A product duct-taped together from three legacy systems. I rebuilt the experience without forcing a big-bang migration.

Project metadata
Client
EdenredEdenred
Role
Senior UX Designer
Team
2 PM · 8 Eng · 2 Designers
Shipped
Q2 2023
Type
RefactorStrategy
Result
Won the Google contract

Friction

Pain points for the customer
  • Multiple products had no cohesion.
  • Disjointed engineering efforts slowed new feature delivery and created inconsistency.
  • The product line was losing competitiveness and business opportunities.

My Role

What I owned during the process
  • Implemented a new information architecture spanning the commuter product suite.
  • Built a design system to support a unified experience across products.
  • Drove collaboration across many stakeholders and teams.

Outcome

What I shipped
  • Simplified workflows and cut setup and management overhead.
  • Improved demos and contributed directly to winning the Google contract.
  • Created a scalable platform foundation the team could keep building on.
The TL;DR.

Summary

I led the consolidation of multiple fragmented commuter products into a single cohesive platform backed by a new design system. The overhaul simplified workflows, reduced admin overhead, increased interest during demos, and helped the business win the Google contract.

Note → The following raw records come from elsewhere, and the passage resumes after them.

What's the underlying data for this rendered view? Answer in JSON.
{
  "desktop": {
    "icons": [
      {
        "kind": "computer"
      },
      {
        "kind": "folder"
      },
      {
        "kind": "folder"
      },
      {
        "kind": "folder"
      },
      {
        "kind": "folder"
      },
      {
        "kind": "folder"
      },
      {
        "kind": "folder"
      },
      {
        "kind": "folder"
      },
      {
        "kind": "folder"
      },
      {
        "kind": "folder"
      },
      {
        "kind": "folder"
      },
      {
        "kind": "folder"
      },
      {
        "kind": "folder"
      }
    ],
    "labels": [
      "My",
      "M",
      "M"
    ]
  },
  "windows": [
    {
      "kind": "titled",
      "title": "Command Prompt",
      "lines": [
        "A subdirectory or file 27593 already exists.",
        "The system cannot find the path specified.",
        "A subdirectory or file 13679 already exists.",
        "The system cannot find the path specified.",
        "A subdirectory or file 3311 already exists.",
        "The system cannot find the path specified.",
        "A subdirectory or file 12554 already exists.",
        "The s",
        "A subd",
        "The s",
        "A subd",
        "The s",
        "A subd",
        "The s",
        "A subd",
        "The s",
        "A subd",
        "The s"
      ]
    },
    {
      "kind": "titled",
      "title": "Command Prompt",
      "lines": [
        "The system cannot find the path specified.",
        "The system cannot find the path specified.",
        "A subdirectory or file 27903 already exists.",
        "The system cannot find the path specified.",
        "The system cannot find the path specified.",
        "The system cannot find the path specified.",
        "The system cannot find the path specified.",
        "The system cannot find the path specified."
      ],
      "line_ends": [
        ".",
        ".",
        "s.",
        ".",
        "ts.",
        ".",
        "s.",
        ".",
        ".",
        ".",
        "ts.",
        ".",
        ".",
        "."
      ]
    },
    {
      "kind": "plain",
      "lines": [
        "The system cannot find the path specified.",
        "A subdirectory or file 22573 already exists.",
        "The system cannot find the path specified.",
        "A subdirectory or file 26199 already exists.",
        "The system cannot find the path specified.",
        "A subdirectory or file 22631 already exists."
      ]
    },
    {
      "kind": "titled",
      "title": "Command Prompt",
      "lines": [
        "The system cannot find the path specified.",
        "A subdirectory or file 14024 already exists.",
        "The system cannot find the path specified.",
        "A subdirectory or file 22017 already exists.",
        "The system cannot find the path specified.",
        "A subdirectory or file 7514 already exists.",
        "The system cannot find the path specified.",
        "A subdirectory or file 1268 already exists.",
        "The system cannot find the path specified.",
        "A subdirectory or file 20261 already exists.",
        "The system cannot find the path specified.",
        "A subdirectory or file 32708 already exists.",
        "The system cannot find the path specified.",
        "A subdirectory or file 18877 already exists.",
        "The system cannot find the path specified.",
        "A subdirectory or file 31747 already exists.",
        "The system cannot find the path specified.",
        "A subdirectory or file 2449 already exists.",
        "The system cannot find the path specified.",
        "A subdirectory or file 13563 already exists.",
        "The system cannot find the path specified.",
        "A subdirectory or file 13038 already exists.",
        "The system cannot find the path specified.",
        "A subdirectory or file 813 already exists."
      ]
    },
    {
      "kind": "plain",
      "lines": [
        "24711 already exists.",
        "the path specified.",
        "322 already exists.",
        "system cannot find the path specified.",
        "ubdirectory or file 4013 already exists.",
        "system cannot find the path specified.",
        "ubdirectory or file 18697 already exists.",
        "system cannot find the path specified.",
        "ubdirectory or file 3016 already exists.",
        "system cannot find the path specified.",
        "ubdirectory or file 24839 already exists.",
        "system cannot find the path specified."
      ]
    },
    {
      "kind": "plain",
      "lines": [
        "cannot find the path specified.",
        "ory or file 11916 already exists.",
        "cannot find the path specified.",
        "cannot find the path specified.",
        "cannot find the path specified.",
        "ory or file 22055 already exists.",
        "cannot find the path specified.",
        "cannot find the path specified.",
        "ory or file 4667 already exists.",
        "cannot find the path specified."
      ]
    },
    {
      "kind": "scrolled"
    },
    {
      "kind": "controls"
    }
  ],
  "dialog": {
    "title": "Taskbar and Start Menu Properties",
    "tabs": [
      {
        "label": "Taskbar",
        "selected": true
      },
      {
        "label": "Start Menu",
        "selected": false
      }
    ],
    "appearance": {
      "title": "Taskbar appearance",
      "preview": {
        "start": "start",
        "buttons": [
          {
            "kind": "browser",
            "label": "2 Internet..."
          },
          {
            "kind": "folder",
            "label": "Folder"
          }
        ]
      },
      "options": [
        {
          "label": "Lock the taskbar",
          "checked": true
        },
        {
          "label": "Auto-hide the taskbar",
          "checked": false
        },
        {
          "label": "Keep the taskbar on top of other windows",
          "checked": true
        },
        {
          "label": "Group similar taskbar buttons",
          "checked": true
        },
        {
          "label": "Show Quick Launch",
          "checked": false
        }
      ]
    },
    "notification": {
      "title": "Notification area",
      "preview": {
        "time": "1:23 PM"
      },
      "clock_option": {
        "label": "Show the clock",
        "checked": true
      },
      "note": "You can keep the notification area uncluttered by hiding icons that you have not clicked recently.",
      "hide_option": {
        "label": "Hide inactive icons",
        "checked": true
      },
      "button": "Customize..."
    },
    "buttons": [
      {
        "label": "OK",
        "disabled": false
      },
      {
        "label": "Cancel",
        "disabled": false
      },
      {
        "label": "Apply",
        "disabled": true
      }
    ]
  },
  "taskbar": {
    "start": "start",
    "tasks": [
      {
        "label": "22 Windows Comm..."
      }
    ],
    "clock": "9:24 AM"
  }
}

Too many products. Not enough platform.

The Problem

Edenred's commuter benefits offering was a patchwork of standalone applications with inconsistent workflows, mismatched design patterns, and technical constraints that kept compounding.

That fragmentation hurt customers, slowed engineering, introduced QA issues, and made it harder to tell a polished enterprise story to prospects.

Key Decision
"Do we keep separate apps, or unify them into one platform?"
Incremental cleanup would have been safer for engineering in the short term, but it would not address the structural issues holding the whole product line back.
The Decision
Consolidate and conquer.
A shared platform shell and design system could solve the systemic problems faster than polishing each app one by one.
Click to unlock →
One platform. Less duct tape.

The Solution

Design the shared shell

The first move was a platform frame capable of housing all commuter applications under one coherent experience instead of a set of disconnected tools.

Rework the workflows

I mapped and rewired the end-to-end flows so individual tasks felt like one product journey rather than a handoff across apps.

Roll out in tiers

The customer-facing portal launched first, then the administrative side followed, which reduced risk and let production usage validate the approach.

Discovery first. Then consolidation.

The Process

Exploration

Exploration

Low-fidelity wireframes mapped the core layout and key interactions before any visual decisions were locked in.

Step 01

Audit everything

I cataloged every commuter product and mapped the end-to-end journeys so the team could see inconsistencies, overlaps, and edge cases in one place.

Step 02

Build the system around the flows

The design system and information architecture were developed in service of the workflows, not the other way around, so the new platform stayed grounded in real tasks.

Step 03

Validate and roll out

Low-fidelity validation with stakeholders and customers surfaced issues early, then the phased rollout helped the team prove the new platform in production.

Shipped

The final experience, tested with customers and validated through iteration.

What worked. What got tricky.

Reflection

Tough spots
  • Getting engineering bought in was one of the hardest parts of the project.

  • The flow edge cases were everywhere and easy to miss without deep auditing.

  • The team occasionally lost sight of the core workflows and had to re-center on what mattered most.

What went right
  • Once engineering bought into the design system, UI production accelerated noticeably.

  • Early prototypes generated a lot of customer interest and stronger demo energy.

  • Customers were eager for the updates, which made the iteration cycle productive.